1. Questions that you should ask yourself
2. Types of personal loans
3. Factors affecting personal loans
4. Tips on getting best deal personal loans

Here are some very simple personal loans tips that would help you make an informed decision about the type of loan to get and who and where you could get it from. The First Question you should be really asking yourself is:Do I really need it?

1. Can I manage without a personal loan?
2. Is it for a frivolous expense- like a holiday- that I could really avoid?
3. Is it possible that I could secure the money by other means- like borrowing from a relative, taking up a part time
4. job, sale of an asset? If you can avoid it, then don't take the monkey on your back!

Personal loans

People require monetary help on many occasions and for various purposes. And a loan therefore is inevitable for most of them as own sources fall short of requirement. Personal loans have now become a reliable source of finance and are in fact very popular because of their host of advantages. Personal loans can be utilized for variety of purposes like home improvements, meeting wedding and educational expenses or even for consolidation of loans.
Personal loans are approved under secured and unsecured options. Secured personal loans are offered against the borrower’s valuable property like home or jewelry. A main advantage of secured personal loans is lower interest rate which is crucial in reducing the loan burden. Other benefits of secured personal loans are greater amount of loan and larger repayment duration. Usually a secured personal loan of £5000 to £75000 is offered for duration of 5 to 30 years. This implies that the borrower pays less per month towards installments and saves for other expenses.
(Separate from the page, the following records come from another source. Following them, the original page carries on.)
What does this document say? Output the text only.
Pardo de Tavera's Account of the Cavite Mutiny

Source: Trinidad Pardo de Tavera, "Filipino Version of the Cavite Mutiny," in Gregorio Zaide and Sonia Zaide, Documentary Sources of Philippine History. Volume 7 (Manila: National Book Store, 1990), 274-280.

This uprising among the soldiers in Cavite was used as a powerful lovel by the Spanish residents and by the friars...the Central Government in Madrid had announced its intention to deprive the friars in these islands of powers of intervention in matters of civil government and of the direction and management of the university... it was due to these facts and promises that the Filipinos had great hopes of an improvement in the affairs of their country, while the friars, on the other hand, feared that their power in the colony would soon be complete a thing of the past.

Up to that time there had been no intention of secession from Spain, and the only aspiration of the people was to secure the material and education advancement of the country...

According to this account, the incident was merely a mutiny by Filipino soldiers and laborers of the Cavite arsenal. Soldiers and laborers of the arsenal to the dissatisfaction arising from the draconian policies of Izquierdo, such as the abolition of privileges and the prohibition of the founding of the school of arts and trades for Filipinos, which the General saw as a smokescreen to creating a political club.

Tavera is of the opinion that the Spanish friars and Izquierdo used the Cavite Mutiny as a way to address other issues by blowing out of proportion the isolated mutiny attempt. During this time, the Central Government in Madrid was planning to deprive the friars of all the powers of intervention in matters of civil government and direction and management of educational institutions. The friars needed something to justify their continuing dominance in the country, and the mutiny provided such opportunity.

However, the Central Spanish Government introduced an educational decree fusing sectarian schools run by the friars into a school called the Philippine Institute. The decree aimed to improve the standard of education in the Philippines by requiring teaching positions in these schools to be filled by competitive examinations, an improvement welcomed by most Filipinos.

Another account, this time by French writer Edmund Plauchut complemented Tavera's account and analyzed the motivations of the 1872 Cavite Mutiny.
But remember your property is at stake. So pay off the loan installments regularly.


Unsecured personal loans

Unsecured personal loans are given without collateral. Only sufficient repaying capacity and good credit history is sufficient for approving unsecured personal loans. Take a convincing repayment plan to the lender for the better result. Unsecured personal loans are approved at higher interest rates and a smaller amount of up to £25000 is given for a shorter repaying duration. Bad credit people should provide income and employment documents for being approved a personal loan, though secured personal loans are fairly easier to avail as risks for the lenders are well covered. Still check your credit scored first prior to applying for the loan.
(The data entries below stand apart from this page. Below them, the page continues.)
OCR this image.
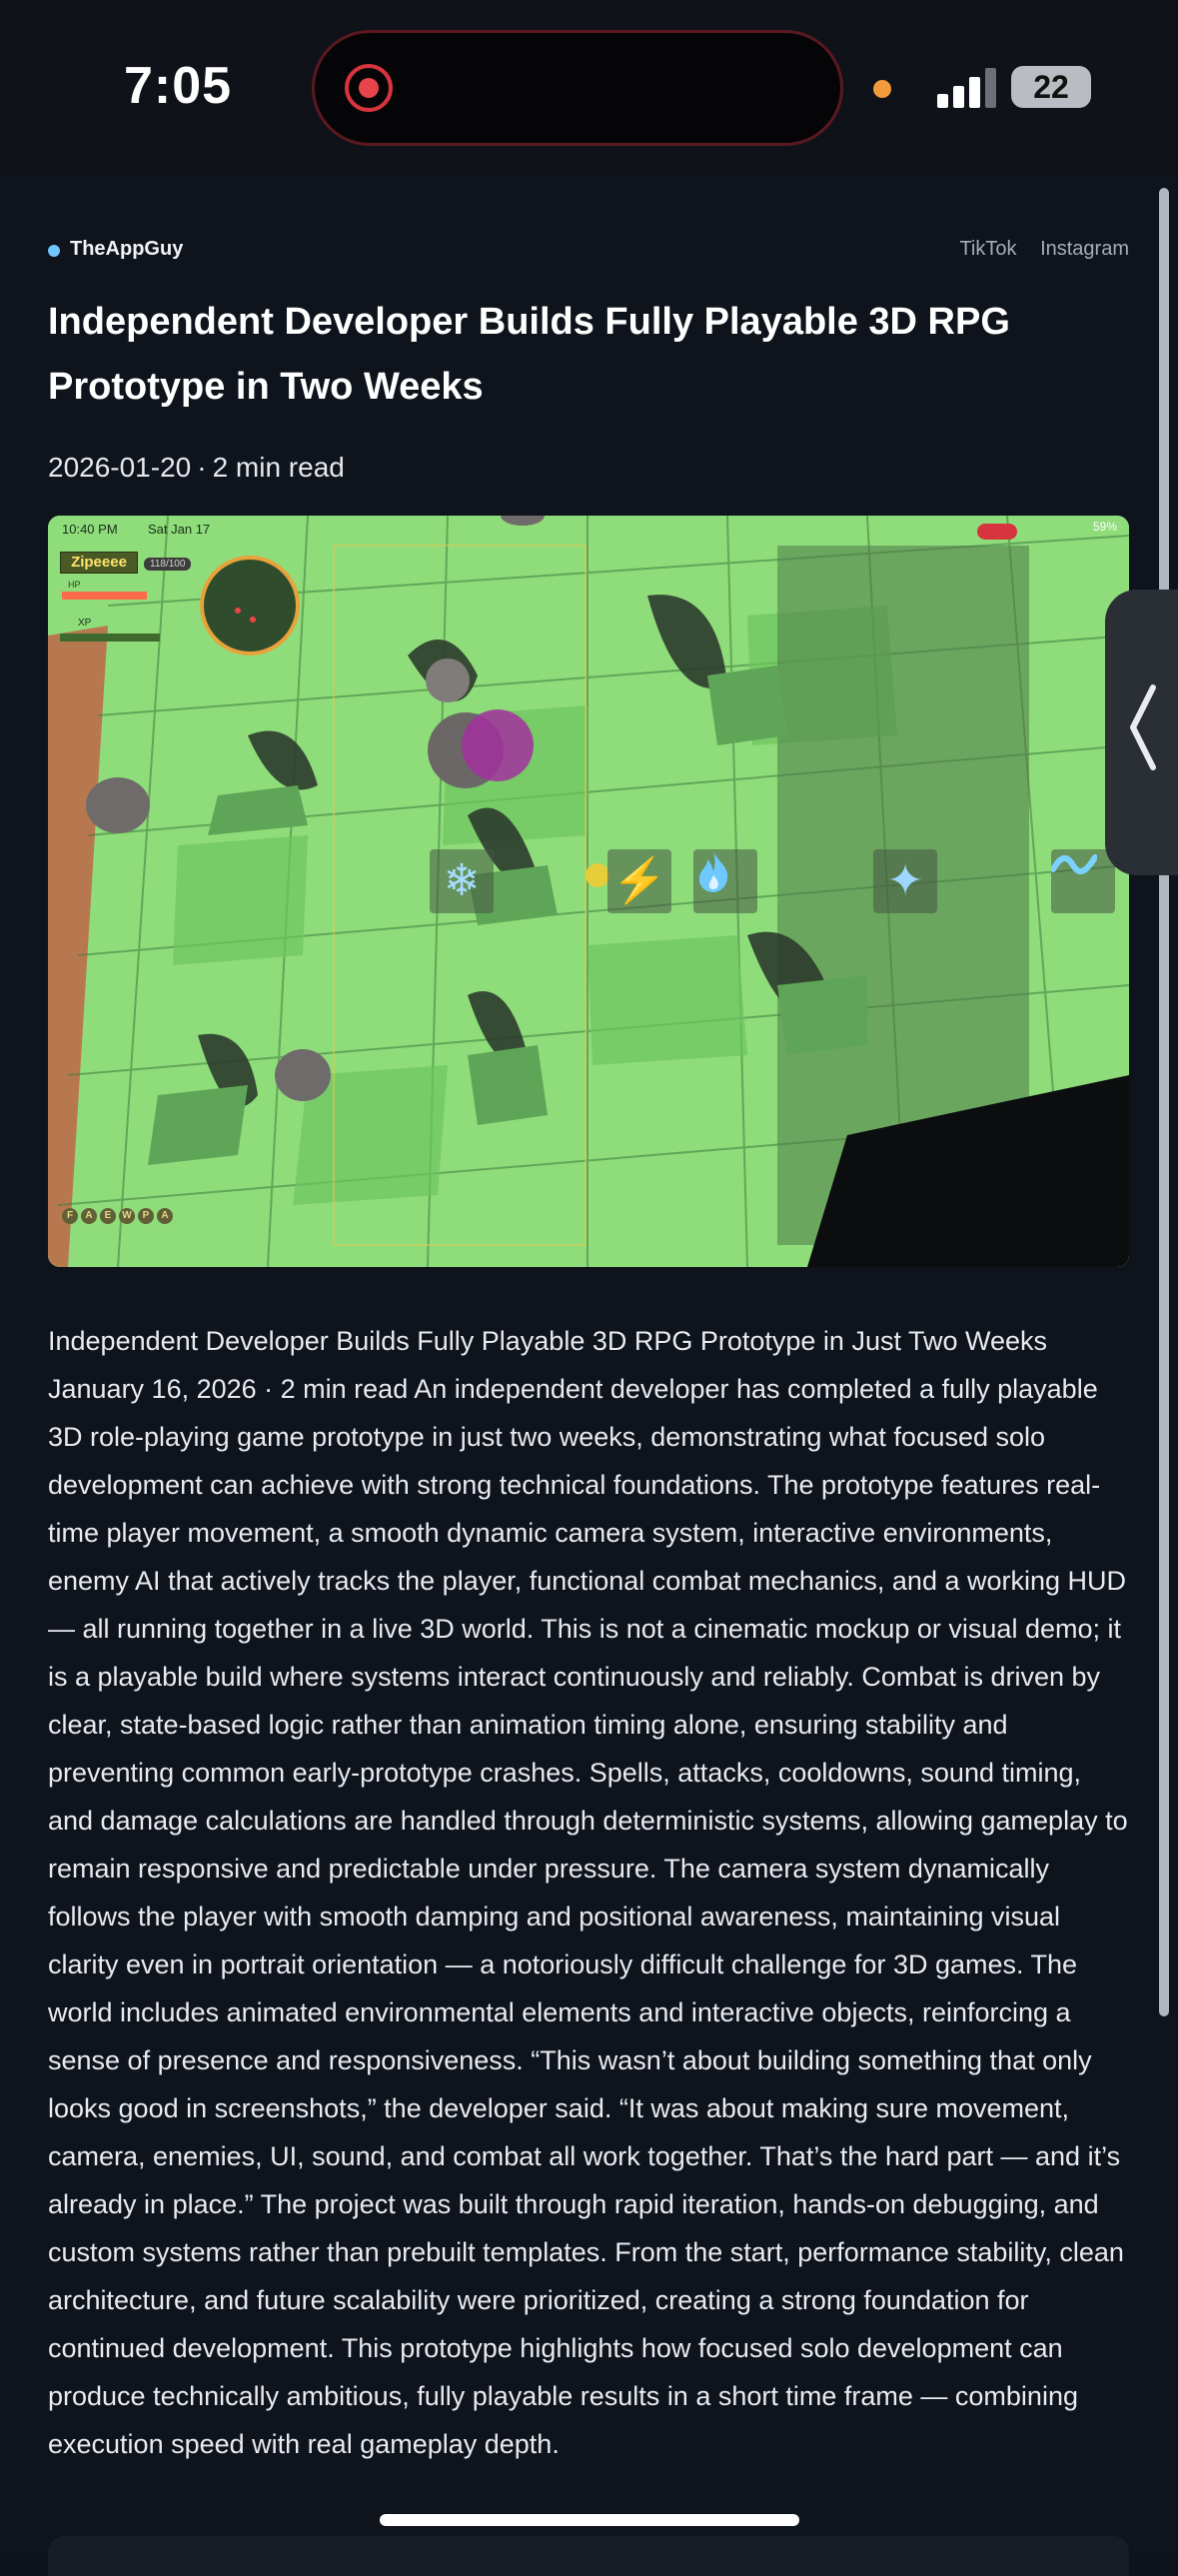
7:05	22
TheAppGuy	TikTok Instagram
Independent Developer Builds Fully Playable 3D RPG Prototype in Two Weeks
2026-01-20 · 2 min read
10:40 PM Sat Jan 17	59%
Zipeeee	118/100
HP
XP
❄	⚡	✦
F A E W P A
Independent Developer Builds Fully Playable 3D RPG Prototype in Just Two Weeks January 16, 2026 · 2 min read An independent developer has completed a fully playable 3D role-playing game prototype in just two weeks, demonstrating what focused solo development can achieve with strong technical foundations. The prototype features real-time player movement, a smooth dynamic camera system, interactive environments, enemy AI that actively tracks the player, functional combat mechanics, and a working HUD — all running together in a live 3D world. This is not a cinematic mockup or visual demo; it is a playable build where systems interact continuously and reliably. Combat is driven by clear, state-based logic rather than animation timing alone, ensuring stability and preventing common early-prototype crashes. Spells, attacks, cooldowns, sound timing, and damage calculations are handled through deterministic systems, allowing gameplay to remain responsive and predictable under pressure. The camera system dynamically follows the player with smooth damping and positional awareness, maintaining visual clarity even in portrait orientation — a notoriously difficult challenge for 3D games. The world includes animated environmental elements and interactive objects, reinforcing a sense of presence and responsiveness. “This wasn’t about building something that only looks good in screenshots,” the developer said. “It was about making sure movement, camera, enemies, UI, sound, and combat all work together. That’s the hard part — and it’s already in place.” The project was built through rapid iteration, hands-on debugging, and custom systems rather than prebuilt templates. From the start, performance stability, clean architecture, and future scalability were prioritized, creating a strong foundation for continued development. This prototype highlights how focused solo development can produce technically ambitious, fully playable results in a short time frame — combining execution speed with real gameplay depth.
For better deal, compare personal loans providers for interest rates. Apply to an online lender for faster processing and approval.

Bad Credit Holiday Loans

Your adverse credit history should not be an impediment in the way of enjoying life, in case you are looking for a loan. These days when almost every one has debts and bad credit, lenders rake up money out of loan deals made with bad credit people, including holiday travelers. Bad credit holiday loans are availed much easier than any bad credit borrower thinks they are.

One sure shot remedy to negate bad credit while asking for a holiday loan is to offer your home or other property as collateral to the lender. Lender is unlikely to run a credit check as your property is with him as security. Not only that, you would be approved secured bad credit holiday loans at lower interest rate also. Secured bad credit holiday loans provide greater amount if need be so. The loan is seldom a burden. You are given larger duration for repaying secured bad credit holiday loan.
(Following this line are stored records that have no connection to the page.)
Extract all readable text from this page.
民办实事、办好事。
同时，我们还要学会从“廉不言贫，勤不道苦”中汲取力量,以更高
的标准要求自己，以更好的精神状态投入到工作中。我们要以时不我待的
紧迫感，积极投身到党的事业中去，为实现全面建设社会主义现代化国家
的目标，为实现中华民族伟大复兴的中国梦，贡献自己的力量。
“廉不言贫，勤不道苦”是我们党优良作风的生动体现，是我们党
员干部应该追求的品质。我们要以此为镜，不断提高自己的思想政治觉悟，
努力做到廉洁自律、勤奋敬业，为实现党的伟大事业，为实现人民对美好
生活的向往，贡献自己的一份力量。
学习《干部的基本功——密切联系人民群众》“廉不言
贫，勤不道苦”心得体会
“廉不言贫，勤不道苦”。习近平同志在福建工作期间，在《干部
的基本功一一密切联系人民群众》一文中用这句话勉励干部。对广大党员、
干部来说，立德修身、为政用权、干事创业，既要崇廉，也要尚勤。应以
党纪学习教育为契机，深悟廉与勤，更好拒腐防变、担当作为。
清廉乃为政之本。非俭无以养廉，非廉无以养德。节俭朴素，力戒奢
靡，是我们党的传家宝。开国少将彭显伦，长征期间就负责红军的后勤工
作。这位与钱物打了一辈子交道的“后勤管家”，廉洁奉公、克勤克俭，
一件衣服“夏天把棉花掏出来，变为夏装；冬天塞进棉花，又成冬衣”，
On the other side, unsecured bad credit holiday loans do require some credit checks. Lenders approve unsecured bad credit holiday loans if your bank balance is sufficient and you earn a decent income. Unsecured bad credit holiday loans are offered without collateral making them fully risk free for the borrower. However you would be paying higher interest rate on unsecured bad credit holiday loans. The loan amount approved will be smaller and for a shorter repaying duration of say 10 years.
Which ever option you choose, compare different bad credit holiday loans lenders for making a low cost loan deal. Compare interest rate especially. You can also make bad credit holiday loans a way to repair your credit score. To do so, ensure regular payments towards the loan installments.